Considérant en deuxième lieu qu’aux termes de l’article L. 621-15, III dans sa rédaction issue de la loi n° 2003-706 du 1er août 2003, les sanctions applicables aux « personnes mentionnées au c du II » –c’est-à-dire à toute personne autre que l'une des personnes mentionnées au II de l'article L. 621-9, auteur des pratiques mentionnées au I de l'article L. 621-14 précité – sont « une sanction pécuniaire dont le montant ne peut être supérieur à 1,5 million d'euros ou au décuple du montant des profits éventuellement réalisés ; les sommes sont versées au Trésor public.
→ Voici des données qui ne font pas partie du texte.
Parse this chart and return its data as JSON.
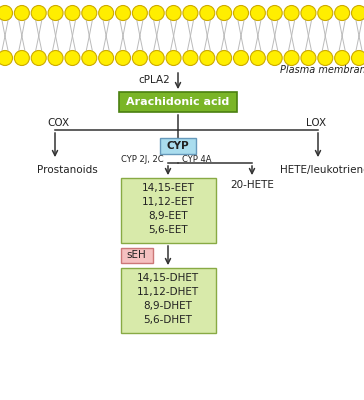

Le montant de la sanction doit être fixé en fonction de la gravité des manquements commis et en relation avec les avantages ou les profits éventuellement tirés de ces manquements » ;

Considérant qu’en l’espèce il y a lieu, pour déterminer le quantum de la sanction à prononcer à l’encontre de M. A, de tenir compte notamment d’une part de la gravité particulière de l’utilisation par un Président Directeur Général d’une information privilégiée, concernant la société qu’il préside, et, d’autre part, des plus-values réalisées, évaluées, dans la notification de griefs, à un montant non contesté de 165 363 euros ; qu’il sera fait une juste appréciation de l’ensemble des circonstances de l’espèce en fixant à 450 000 euros la sanction pécuniaire encourue ;

Considérant en troisième lieu que l’article L. 621-15, V du Code monétaire et financier dispose que « la commission des sanctions peut rendre publique sa décision dans les publications, journaux ou supports qu'elle désigne, à moins que cette publication ne risque de perturber gravement les marchés financiers ou de causer un préjudice disproportionné aux parties en cause. Les frais sont supportés par les personnes sanctionnées » ; que, par ces dispositions, le législateur a entendu permettre à la commission de tenir compte des exigences d’intérêt général relatives à la loyauté du marché, à la transparence des opérations et à la protection des épargnants qui fondent son pouvoir de sanction ainsi que de l’intérêt qui s’attache pour la sécurité juridique de l’ensemble des opérateurs à ce que ceux-ci puissent, en ayant accès à ses décisions, connaître son interprétation des règles qu’ils doivent observer ;

Considérant qu’alors que la publication de la présente décision n’est pas de nature à causer à la personne mise en cause un trouble manifestement disproportionné avec les manquements relevés à son encontre et qu’un intérêt général s’attache à la bonne connaissance de règles importantes pour le fonctionnement du marché et susceptibles d’intéresser de nombreux intervenants sur le marché, il y a lieu de faire usage des dispositions précitées du V de l’article L. 621-15 précité;

PAR CES MOTIFS,

Et après en avoir délibéré sous la présidence de M. Daniel LABETOULLE, par  Mme Marielle COHEN-BRANCHE, MM. Jean-Claude HANUS, Guillaume JALENQUES de LABEAU et Joseph THOUVENEL, Membres de la 1ère section de la Commission des sanctions, en présence de la secrétaire de séance,

DECIDE DE :

- prononcer une sanction pécuniaire de 450 000 € (quatre cent cinquante mille euros) à l’encontre de M. A ;

- publier la présente décision au « Bulletin des annonces légales obligatoires », ainsi que sur le site  Internet et dans la revue de l’Autorité des marchés financiers.